The study uncovered that there is substantial variability in the contents and nutritional profiles of PBMAs. Notwithstanding that variability, it found that PBMAs tended to have a more heart-healthy nutritional profile than meat. The authors did add a small caveat, though: “The high sodium content of some products may be of concern.”
Among the chief findings were that PBMAs improved some cardiovascular risk factors across several randomised controlled trials. Cholesterol levels were one of those improved factors.
The study also found that PBMAs showed no evidence of raising blood pressure, even in those with higher sodium content.
Is there any bad news?
While the study did not reveal any obvious concerns about PBMAs, it did highlight the need to tread warily. PBMAs may improve risk factors, they said, but a direct link to heart attack or stroke risk reduction wasn’t established. Longer term research is required to test this, the authors said.
The study also highlighted the lack of research into some of the key ingredients of PBMAs. “There is currently very little research on wheat gluten and CVD [cardiovascular disease] risk factors or outcomes,” the authors wrote.
On the other hand, the research found that PBMAs generally contain less saturated fatty acids (SFA) than meat. SFA is associated with an increased CVD risk. PBMAs also have a greater fibre content per serve on average, too. This adds to what the authors refer to as “a cardioprotective nutritional profile relative to meat”.
Switching to a meat-free diet is generally associated with an improved health profile, but there are potential risks. These include a risk of inadequate protein, vitamin and mineral intake.

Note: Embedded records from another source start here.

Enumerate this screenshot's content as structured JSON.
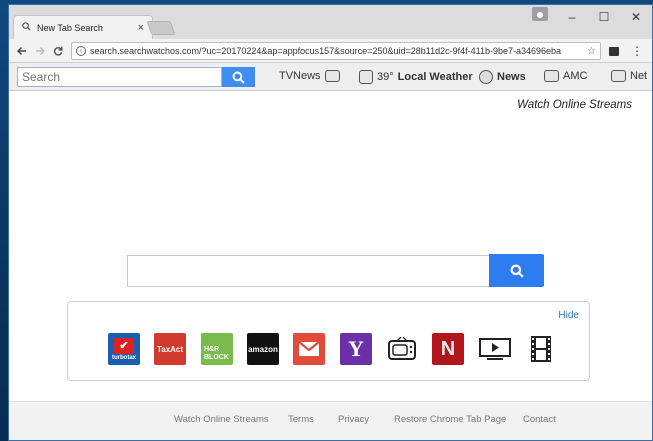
{
  "tab": {
    "title": "New Tab Search",
    "close": "×"
  },
  "window": {
    "minimize": "–",
    "maximize": "☐",
    "close": "✕"
  },
  "address": {
    "url": "search.searchwatchos.com/?uc=20170224&ap=appfocus157&source=250&uid=28b11d2c-9f4f-411b-9be7-a34696eba"
  },
  "toolbar": {
    "search_placeholder": "Search",
    "tvnews": "TVNews",
    "temperature": "39°",
    "weather": "Local Weather",
    "news": "News",
    "amc": "AMC",
    "net": "Net"
  },
  "content": {
    "watch_link": "Watch Online Streams",
    "hide_label": "Hide",
    "tiles": {
      "turbotax": "turbotax",
      "taxact": "TaxAct",
      "hrblock": "H&R BLOCK",
      "amazon": "amazon",
      "yahoo": "Y",
      "netflix": "N"
    }
  },
  "footer": {
    "links": [
      "Watch Online Streams",
      "Terms",
      "Privacy",
      "Restore Chrome Tab Page",
      "Contact"
    ]
  },
  "colors": {
    "accent": "#2d7cf0",
    "link": "#2d6fcf"
  }
}
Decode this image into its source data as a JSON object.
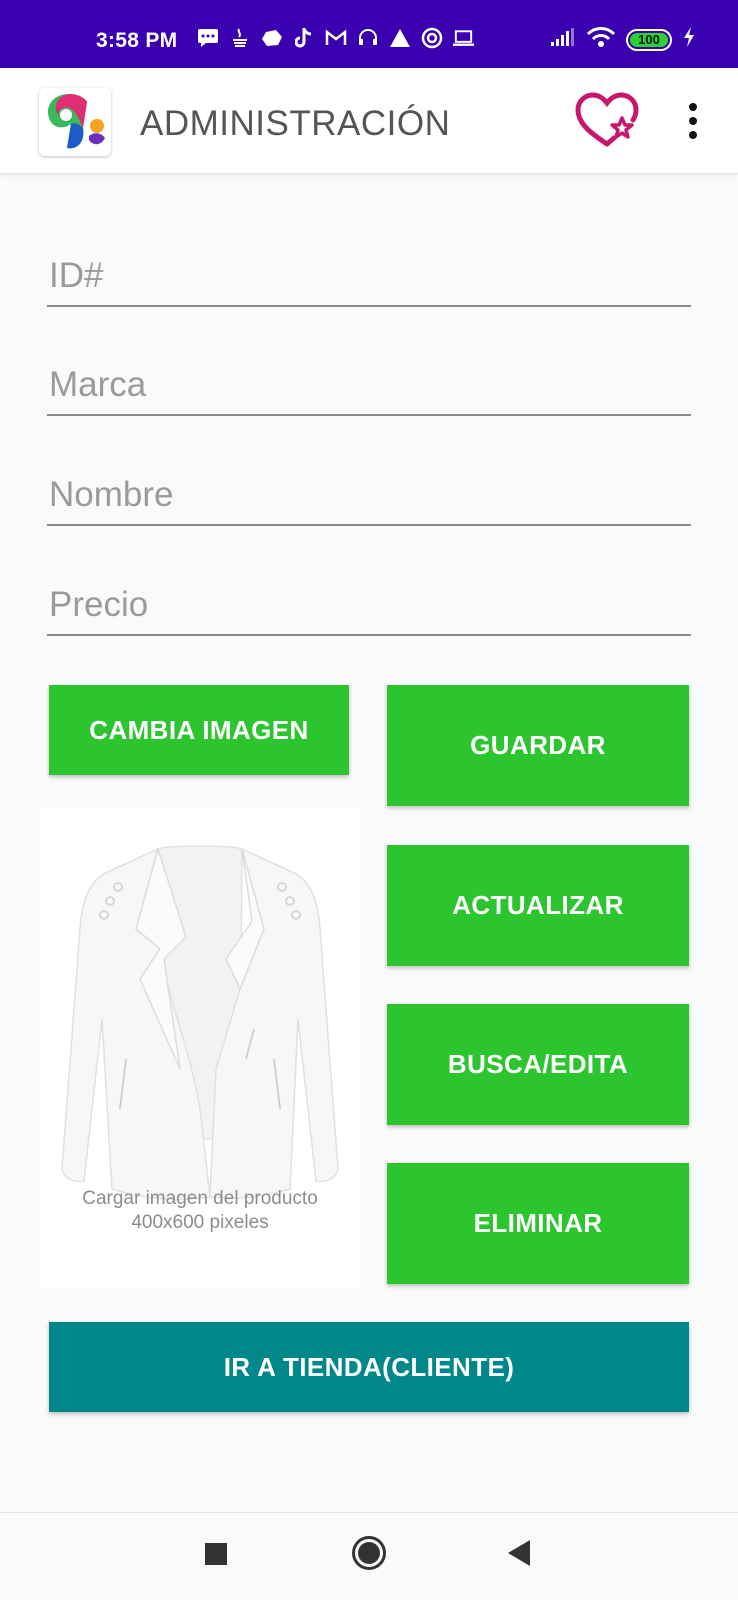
{
  "status_bar": {
    "time": "3:58 PM",
    "battery": "100",
    "notification_icons": [
      "message-icon",
      "java-icon",
      "cloud-icon",
      "tiktok-icon",
      "gmail-icon",
      "headset-icon",
      "app-icon",
      "target-icon",
      "laptop-icon"
    ]
  },
  "app_bar": {
    "title": "ADMINISTRACIÓN",
    "icons": [
      "app-logo-icon",
      "favorites-heart-icon",
      "more-vert-icon"
    ]
  },
  "form": {
    "id_placeholder": "ID#",
    "id_value": "",
    "brand_placeholder": "Marca",
    "brand_value": "",
    "name_placeholder": "Nombre",
    "name_value": "",
    "price_placeholder": "Precio",
    "price_value": ""
  },
  "buttons": {
    "change_image": "CAMBIA IMAGEN",
    "save": "GUARDAR",
    "update": "ACTUALIZAR",
    "search_edit": "BUSCA/EDITA",
    "delete": "ELIMINAR",
    "go_to_store": "IR A TIENDA(CLIENTE)"
  },
  "product_image": {
    "caption_line1": "Cargar imagen del producto",
    "caption_line2": "400x600 pixeles"
  },
  "colors": {
    "status_bar": "#3a00b0",
    "primary_button": "#2cc52f",
    "store_button": "#00878a",
    "heart_icon": "#c8186e"
  }
}
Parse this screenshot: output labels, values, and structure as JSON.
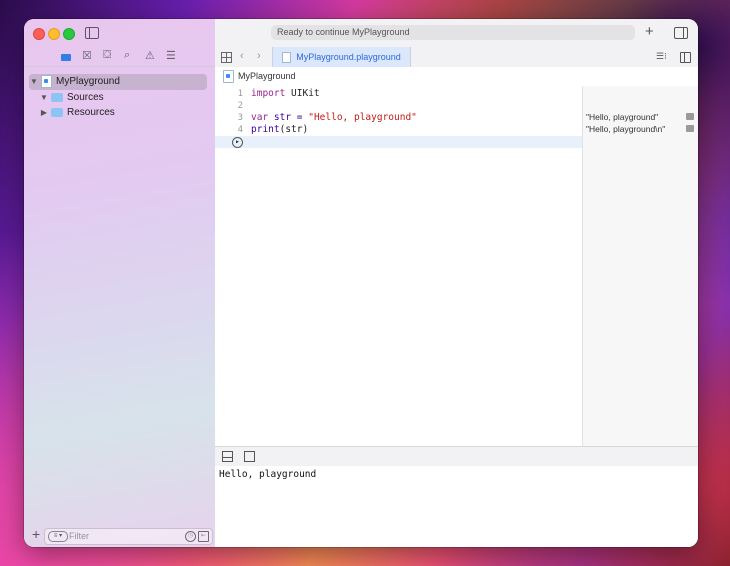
{
  "window": {
    "status_text": "Ready to continue MyPlayground"
  },
  "sidebar": {
    "tree": [
      {
        "label": "MyPlayground",
        "selected": true
      },
      {
        "label": "Sources"
      },
      {
        "label": "Resources"
      }
    ],
    "filter_placeholder": "Filter"
  },
  "editor": {
    "tab_label": "MyPlayground.playground",
    "breadcrumb": "MyPlayground",
    "lines": [
      {
        "num": "1",
        "keyword": "import",
        "rest": " UIKit"
      },
      {
        "num": "2"
      },
      {
        "num": "3",
        "keyword": "var",
        "name": " str = ",
        "string": "\"Hello, playground\""
      },
      {
        "num": "4",
        "fn": "print",
        "args": "(str)"
      }
    ],
    "results": [
      "\"Hello, playground\"",
      "\"Hello, playground\\n\""
    ]
  },
  "console": {
    "output": "Hello, playground"
  },
  "icons": {
    "toolbar": [
      "sidebar-toggle-icon",
      "add-icon",
      "inspector-toggle-icon"
    ],
    "navigator": [
      "folder-icon",
      "source-control-icon",
      "symbol-icon",
      "find-icon",
      "issue-icon",
      "report-icon"
    ]
  },
  "colors": {
    "keyword": "#9b2393",
    "string": "#c41a16",
    "function": "#3900a0",
    "tab_accent": "#2f6ad9"
  }
}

However, such risks are overcome by choosing the right vegetarian foods and, when necessary, supplements.
The verdict on PBMAs
In conclusion, my vegetarian son’s choices are almost certainly healthier than those of his brother or dad. But if you are considering moving to PBMAs too, it’s worth taking the time to compare the labels between products. Look for those with the lower salt count, and check the levels of protein, fibre and other healthy ingredients.
If you’re looking to lower your meat intake, PBMAs could well be a healthy part of your new diet.
Have you replaced your meat intake with PBMAs? Did it make a noticeable difference to your health? Let us know via the comments section below.
Also read: AI tool successfully used to warn of heart attacks
Disclaimer: This article contains general information about health issues and is not advice. For health advice, consult your medical practitioner.
I’m 73 yrs old, switched to a vegan lifestyle seven years ago and have never been healthier or more energetic than now. Most vegans know they should supplement daily with vitamin B12 for blood and cell health as it’s only derived from animal products. Also include nuts or some legumes for adequate calcium and proteins especially those with a very active lifestyle.
I get blood tests done every two years and so far the reports show improvements in calcium, cholesterol levels, blood platelettes, etc. If anyone is planning to make the switch, do as Andrew says, important to check the sodium levels of the processed meat alternatives. Even better, try some vegan or vegetarian recipes as there’s tonnes of brilliant ones available online free of charge. And of course this lifestyle is better for animals and the planet as well.
Well done Barb!
I’m not a vegetarian but don’t eat very much meat anymore mainly due to the cost.
My blood test results are also improving.
Another incentive for me is that my 93 year old vegetarian mother is in better condition than me.